Now there are plenty of other differences between Murder and Marijuana, including the notion of victim, and there is also the factor to be considered of the actual effective purposes of, and reasons for, enforcement and incarceration (the discussion of which has been unfortunately AWOL in this country in recent years). But ultimately, those don’t really matter in this sense, because even the notion of analogizing the legalization of drugs and the legalization of murder is bereft of logic.
And as we speak of the lack of logic, let us now turn to one who should have excellent intellectual training. Someone who has gone to law school and become a Judge, and even teaches law and finance at a university. Someone like Timothy G. Hicks.
Timothy Hicks was the judge for a sordid case involving two men (Sibson and Weissert) who were involved in selling marijuana. Although the case had many complexities, apparently Weissert hired a couple of men to steal the drugs and money from Sibson, and in the process, Sibson was killed in his home. Anyone seeing this story would see a tale of murder and home invasion, resulting from criminal greed.
But not the Honorable Timothy G. Hicks. According to the Muskegon Chronicle:

Before sentencing Weissert, Hicks addressed what he called a series of “urban myths.”
“Urban myth number one” is that “drug use is a victimless crime,” Hicks said from the bench. “Here we have orphaned children, devastated families.”
Myth number two: ” ‘It’s only marijuana,’ ” Hicks said. “Marijuana is as evil as the rest of this stuff. … Marijuana indirectly caused all the carnage.” […]

Now fortunately Phillip Smith at Stop the Drug War has saved me the time of having to stoop to responding to this reprehensible sewage, and has already made many of the points that immediately jumped out in my mind…

The robbers went after the marijuana dealer because there were valuable items they could take. Would the judge have railed against alcohol if someone had been murdered in a liquor store robbery? […]
I wonder if the judge would call cold, hard cash “evil” because someone robbed an armored car to steal some. […]

I wouldn’t be surprised if he blamed a woman being attractive as a cause of her own rape. And you know, I’ve often heard that escaping criminals have committed murder to avoid being taken before a judge. Wouldn’t that make the judge indirectly to blame for the murder? (It makes as much logical non-sense as Hicks’ position). This man has no business practicing law or teaching students.
It bothers and disturbs me that I had to even write this post. And I find it somewhat ironic that those who write in favor of prohibition always seem not to have full mental acuity, and you find the drug legalizers appealing to intellectual reason and facts.
Marijuana. Murder. Not the same. One is the premeditated killing of another human being, and the other is a leafy plant.

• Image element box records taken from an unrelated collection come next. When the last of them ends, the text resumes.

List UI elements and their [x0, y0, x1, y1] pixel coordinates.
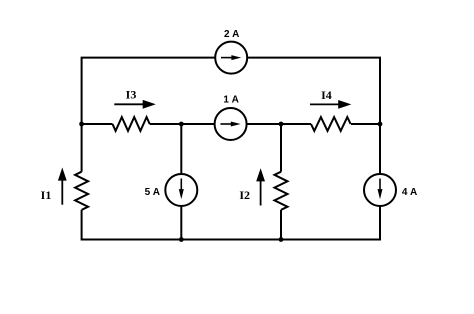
- resistor R4 (I4 branch): [311, 117, 351, 131]
- svg-text:A: A: [410, 187, 417, 198]
- wire branch below I2 resistor: [280, 210, 282, 240]
- current arrow I3: [114, 100, 156, 109]
- wire branch above I2 resistor: [280, 124, 282, 172]
- current source 2A arrow: [221, 55, 241, 60]
- resistor R2 (I2 branch): [275, 172, 288, 210]
- svg-text:2: 2: [224, 29, 230, 40]
- wire top right with top-right corner: [247, 58, 380, 174]
- wire branch below 5A source: [180, 206, 182, 239]
- wire middle between R3 and 1A source: [150, 123, 215, 125]
- wire middle left: [82, 123, 113, 125]
- current source 4A circle: [364, 174, 396, 206]
- svg-text:5: 5: [145, 187, 151, 198]
- resistor R3 (I3 branch): [113, 117, 150, 131]
- current source 1A circle: [215, 108, 247, 140]
- svg-text:I2: I2: [239, 188, 250, 202]
- svg-text:1: 1: [223, 95, 229, 106]
- current source 5A arrow: [179, 179, 184, 200]
- svg-text:I4: I4: [321, 88, 332, 102]
- junction node bottom wire / 5A branch: [179, 237, 184, 242]
- junction node middle wire / 5A branch: [179, 122, 184, 127]
- resistor R1 (I1 branch): [75, 172, 88, 210]
- svg-text:I3: I3: [126, 87, 137, 101]
- junction node bottom wire / I2 branch: [279, 237, 284, 242]
- svg-text:A: A: [153, 187, 160, 198]
- wire bottom with bottom corners: [82, 206, 380, 239]
- wire branch above 5A source: [180, 124, 182, 174]
- current source 4A arrow: [378, 179, 383, 200]
- svg-text:A: A: [232, 29, 239, 40]
- current arrow I1: [58, 168, 67, 205]
- wire middle right: [351, 123, 380, 125]
- current source 1A arrow: [220, 122, 240, 127]
- svg-text:4: 4: [402, 187, 408, 198]
- svg-text:I1: I1: [41, 188, 52, 202]
- current arrow I2: [256, 168, 265, 205]
- junction node middle wire / I2 branch: [279, 122, 284, 127]
- junction node at left of middle wire: [79, 122, 84, 127]
- current arrow I4: [310, 100, 351, 109]
- junction node at right of middle wire: [378, 122, 383, 127]
- current source 2A circle: [215, 42, 247, 74]
- wire left side with top-left corner: [82, 58, 216, 172]
- wire middle between 1A source and R4: [247, 123, 311, 125]
- svg-text:A: A: [232, 95, 239, 106]
- current source 5A circle: [165, 174, 197, 206]
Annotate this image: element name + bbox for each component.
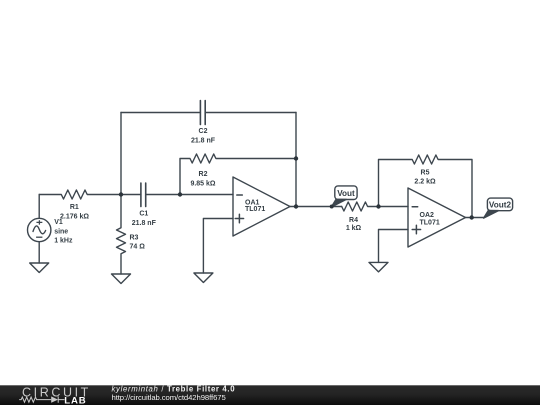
svg-text:R1: R1 [70, 204, 79, 211]
ground V1 [30, 263, 49, 273]
label OA2 [420, 212, 440, 227]
op-amp OA2 [408, 188, 466, 247]
wire V1 bottom [38, 242, 40, 263]
logo resistor-diode line [19, 396, 64, 402]
resistor R1 [39, 190, 121, 199]
svg-text:C2: C2 [199, 128, 208, 135]
svg-text:http://circuitlab.com/ctd42h98: http://circuitlab.com/ctd42h98ff675 [112, 393, 226, 402]
resistor R4 [342, 202, 408, 211]
ground OA1 [194, 273, 213, 283]
svg-text:V1: V1 [54, 219, 63, 226]
wire node to C2 [120, 113, 122, 195]
svg-text:R2: R2 [199, 171, 208, 178]
wire OA1 minus input [180, 194, 233, 196]
wire OA1 output [290, 206, 342, 208]
svg-text:1 kHz: 1 kHz [54, 238, 73, 245]
label R3 [130, 234, 146, 250]
svg-text:1 kΩ: 1 kΩ [346, 225, 362, 232]
resistor R5 [379, 155, 473, 218]
svg-text:TL071: TL071 [420, 220, 440, 227]
svg-text:2.2 kΩ: 2.2 kΩ [414, 178, 436, 185]
svg-text:sine: sine [54, 228, 68, 235]
node R4/R5/OA2- junction [376, 204, 380, 208]
svg-text:21.8 nF: 21.8 nF [191, 137, 216, 144]
svg-text:OA2: OA2 [420, 212, 435, 219]
label C1 [132, 211, 157, 227]
net flag Vout2 [484, 198, 513, 218]
capacitor C2 [121, 101, 296, 125]
label OA1 [245, 199, 265, 213]
net flag Vout [331, 186, 357, 207]
node Vout anchor [330, 205, 334, 209]
svg-text:R4: R4 [349, 217, 358, 224]
label R2 [190, 171, 215, 188]
capacitor C1 [121, 183, 180, 207]
svg-text:Vout2: Vout2 [489, 201, 512, 210]
node R2 right junction [294, 156, 298, 160]
wire V1 top [38, 195, 40, 219]
svg-text:TL071: TL071 [245, 206, 265, 213]
node OA2 output [470, 215, 474, 219]
resistor R3 [117, 195, 126, 275]
footer bar [0, 384, 540, 405]
svg-text:9.85 kΩ: 9.85 kΩ [190, 180, 215, 187]
node C1/R2/OA1- junction [178, 192, 182, 196]
label C2 [191, 128, 216, 144]
wire OA2 plus input to ground [379, 230, 409, 263]
resistor R2 [180, 154, 296, 195]
ground R3 [112, 274, 131, 284]
svg-text:21.8 nF: 21.8 nF [132, 220, 157, 227]
label R1 [60, 204, 89, 220]
wire OA1 plus input to ground [203, 219, 233, 274]
svg-text:2.176 kΩ: 2.176 kΩ [60, 214, 89, 221]
label R4 [346, 217, 362, 232]
svg-text:Vout: Vout [337, 189, 355, 198]
label V1 [54, 219, 73, 244]
svg-text:R3: R3 [130, 234, 139, 241]
wire right vertical C2/R2 to OA1 output [295, 113, 297, 207]
svg-text:LAB: LAB [64, 395, 86, 405]
svg-text:R5: R5 [421, 169, 430, 176]
label R5 [414, 169, 436, 185]
ground OA2 [369, 262, 388, 272]
voltage source V1 [28, 218, 51, 241]
svg-text:C1: C1 [139, 211, 148, 218]
svg-text:74 Ω: 74 Ω [130, 244, 146, 251]
node OA1 output [294, 204, 298, 208]
op-amp OA1 [233, 177, 290, 236]
wire OA2 output [466, 217, 485, 219]
node R1/C1/C2/R3 junction [119, 192, 123, 196]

[Cross-posted at Daily Kos]

Update: If you really want to be depressed, check out some of the ignorant rantings in the massive comments section of Hawkins’ blog entry.
2nd Update: Several fiskings of the Hawkins nonsense — from the conservative xrlq: This Is Your Brain on Drug Wars. Any Questions?, from Liberty Papers: A Lame Defense of the Drug War, and from Walter in Denver Dumbest Thing I’ve Read Today.
On the other hand, RightLinx links approvingly to Hawkins, with a moronic addition:

If society feels that making a substance illegal is in its best interest, it should have the freedom to do so.

What a horrendous use of the word “freedom.”